One of the concerns of the users who consider applying the suggested method to their system might be regarding the image region of the cell that can be subjected to the analysis. Although we basically recommend users to use individual cells that are separated, image processing method for detecting active contour such as Snakes [46] is expected to help find the cellular area of a specific target cell. In addition, because the proposed method assumes the vesicles moves within the depth of the image plane, three-dimensional movements of some vesicles that can be shown as appearing or disappearing in the image plane might be wrongly detected. In this case, multi-plane imaging [47] is expected to help exclude such spurious detection, by comparing the images acquired from vertically separated nearest image planes.

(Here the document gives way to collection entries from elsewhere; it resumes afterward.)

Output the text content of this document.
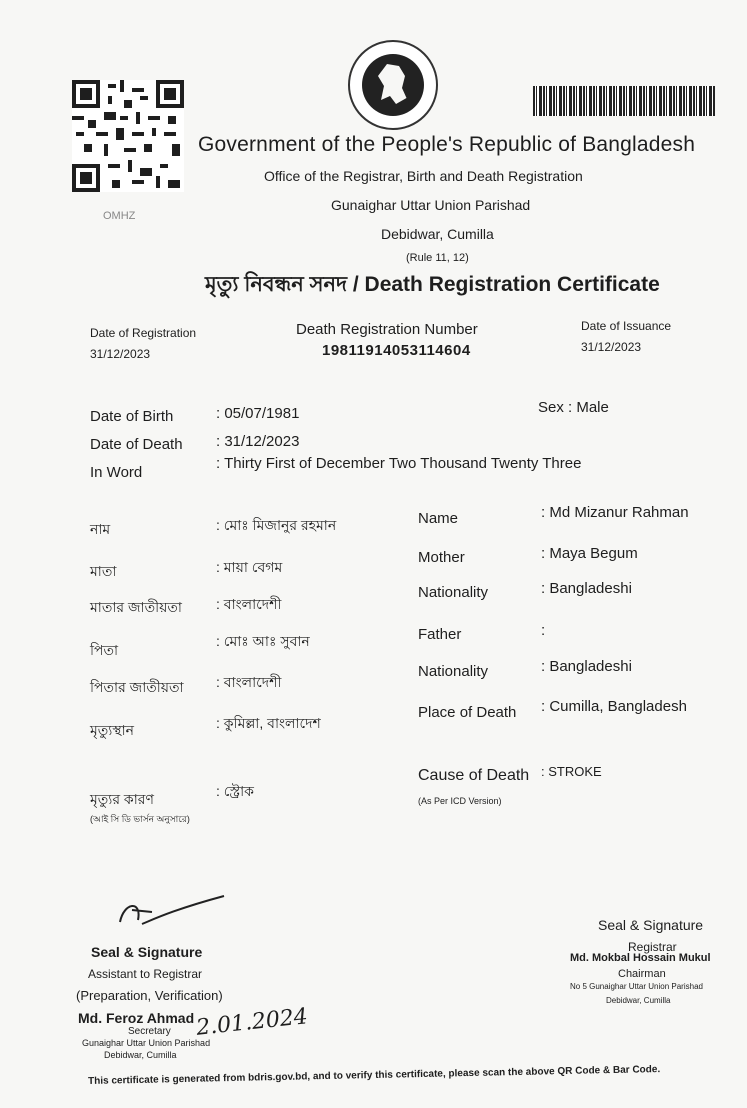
OMHZ
Government of the People's Republic of Bangladesh
Office of the Registrar, Birth and Death Registration
Gunaighar Uttar Union Parishad
Debidwar, Cumilla
(Rule 11, 12)
মৃত্যু নিবন্ধন সনদ / Death Registration Certificate
Date of Registration
31/12/2023
Death Registration Number
19811914053114604
Date of Issuance
31/12/2023
Date of Birth	: 05/07/1981	Sex : Male
Date of Death : 31/12/2023
In Word
: Thirty First of December Two Thousand Twenty Three
নাম	: মোঃ মিজানুর রহমান
মাতা	: মায়া বেগম
মাতার জাতীয়তা : বাংলাদেশী
পিতা
: মোঃ আঃ সুবান
পিতার জাতীয়তা : বাংলাদেশী
মৃত্যুস্থান	: কুমিল্লা, বাংলাদেশ
মৃত্যুর কারণ
(আই সি ডি ভার্সন অনুসারে)
: স্ট্রোক
Name	: Md Mizanur Rahman
Mother	: Maya Begum
Nationality	: Bangladeshi
Father	:
Nationality	: Bangladeshi
Place of Death : Cumilla, Bangladesh
Cause of Death : STROKE
(As Per ICD Version)
Seal & Signature
Assistant to Registrar
(Preparation, Verification)
Md. Feroz Ahmad
Secretary
Gunaighar Uttar Union Parishad
Debidwar, Cumilla
2.01.2024
Seal & Signature
Registrar
Md. Mokbal Hossain Mukul
Chairman
No 5 Gunaighar Uttar Union Parishad
Debidwar, Cumilla
This certificate is generated from bdris.gov.bd, and to verify this certificate, please scan the above QR Code & Bar Code.
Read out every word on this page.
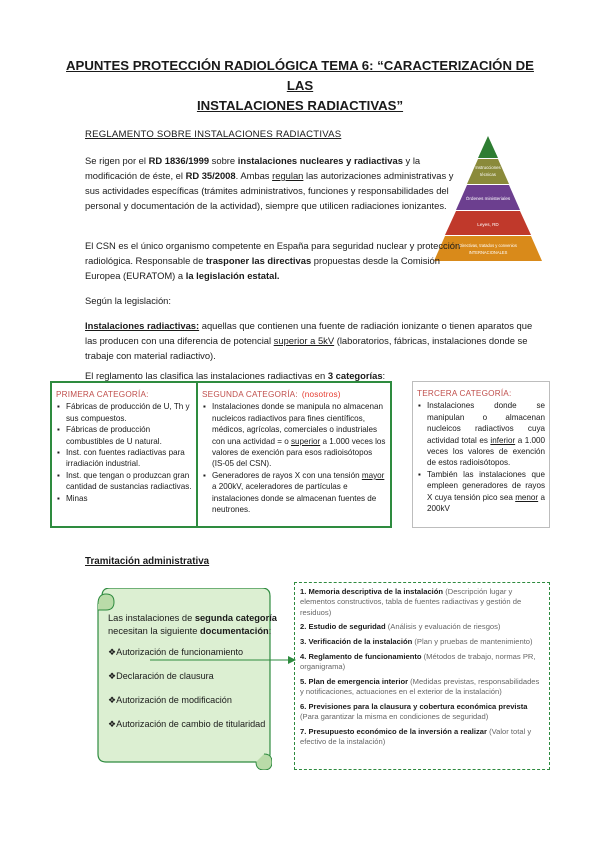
APUNTES PROTECCIÓN RADIOLÓGICA TEMA 6: “CARACTERIZACIÓN DE LAS
INSTALACIONES RADIACTIVAS”
REGLAMENTO SOBRE INSTALACIONES RADIACTIVAS
Se rigen por el RD 1836/1999 sobre instalaciones nucleares y radiactivas y la modificación de éste, el RD 35/2008. Ambas regulan las autorizaciones administrativas y sus actividades específicas (trámites administrativos, funciones y responsabilidades del personal y documentación de la actividad), siempre que utilicen radiaciones ionizantes.
Instrucciones
técnicas
Órdenes ministeriales
Leyes, RD
Directivas, tratados y convenios
INTERNACIONALES
El CSN es el único organismo competente en España para seguridad nuclear y protección radiológica. Responsable de trasponer las directivas propuestas desde la Comisión Europea (EURATOM) a la legislación estatal.
Según la legislación:
Instalaciones radiactivas: aquellas que contienen una fuente de radiación ionizante o tienen aparatos que las producen con una diferencia de potencial superior a 5kV (laboratorios, fábricas, instalaciones donde se trabaje con material radiactivo).
El reglamento las clasifica las instalaciones radiactivas en 3 categorías:
PRIMERA CATEGORÍA:
▪ Fábricas de producción de U, Th y sus compuestos.
▪ Fábricas de producción combustibles de U natural.
▪ Inst. con fuentes radiactivas para irradiación industrial.
▪ Inst. que tengan o produzcan gran cantidad de sustancias radiactivas.
▪ Minas
SEGUNDA CATEGORÍA: (nosotros)
▪ Instalaciones donde se manipula no almacenan nucleicos radiactivos para fines científicos, médicos, agrícolas, comerciales o industriales con una actividad = o superior a 1.000 veces los valores de exención para esos radioisótopos (IS-05 del CSN).
▪ Generadores de rayos X con una tensión mayor a 200kV, aceleradores de partículas e instalaciones donde se almacenan fuentes de neutrones.
TERCERA CATEGORÍA:
▪ Instalaciones donde se manipulan o almacenan nucleicos radiactivos cuya actividad total es inferior a 1.000 veces los valores de exención de estos radioisótopos.
▪ También las instalaciones que empleen generadores de rayos X cuya tensión pico sea menor a 200kV
Tramitación administrativa
Las instalaciones de segunda categoría necesitan la siguiente documentación:
❖Autorización de funcionamiento
❖Declaración de clausura
❖Autorización de modificación
❖Autorización de cambio de titularidad

1. Memoria descriptiva de la instalación (Descripción lugar y elementos constructivos, tabla de fuentes radiactivas y gestión de residuos)

2. Estudio de seguridad (Análisis y evaluación de riesgos)

3. Verificación de la instalación (Plan y pruebas de mantenimiento)

4. Reglamento de funcionamiento (Métodos de trabajo, normas PR, organigrama)

5. Plan de emergencia interior (Medidas previstas, responsabilidades y notificaciones, actuaciones en el exterior de la instalación)

6. Previsiones para la clausura y cobertura económica prevista (Para garantizar la misma en condiciones de seguridad)

7. Presupuesto económico de la inversión a realizar (Valor total y efectivo de la instalación)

One of the major advantages of adopting the suggested methods is that various cell experiments conducted to examine the features of biological processes including endocytosis can be analyzed visually. In particular, virus infection, drug delivery, cell communication, signal cascade, and inhibition tests for a living cell, which require time-series whole cell-level analysis, can benefit from the visualization method proposed in this study. For example, in the inhibition experiment, users can quantitatively analyze the overall intracellular transport from the membrane to the nucleus periphery by measuring the direction changes using different reagents and juxtaposing the control experiment results. In particular, the proposed method can accelerate our understanding of fundamental cellular processes that occur with the bidirectional or radial property. Not only the elongation of the fibrils from the initial seed [48] but also the radial capillary flows which is also known as coffee ring effect [49] can be visualized with the suggested approach to understand the precise kinetics of the protein self-assembly, measuring the overall dynamics in the growth of the target structures. Furthermore, we expect that the presented method can be applied to quantification of the cytoplasmic structure, by supplementing the readout of the biosensor [50] regarding the position inside the cell, if the process is automated and computationally optimized for video-rate tracking [51], which remains as our future work.

5. Conclusions

In this paper, we have presented an endocytosis visualization method to examine the vesicle movement toward the cell center. Based on the conventional optical flow of the cell image, the location of the cell center was estimated using intensity changes. By comparing the angle between the optical flow vector and the cell center-oriented vector, each movement was analyzed to represent the relational direction, exploiting the diverging color map. Because the two major motor proteins, dynein and kinesin, which deliver intracellular cargoes, move in opposite directions on microtubules organized in the cell center area, the proposed method is expected to significantly help understand intracellular transport under various scenarios, including virus infection process and drug delivery.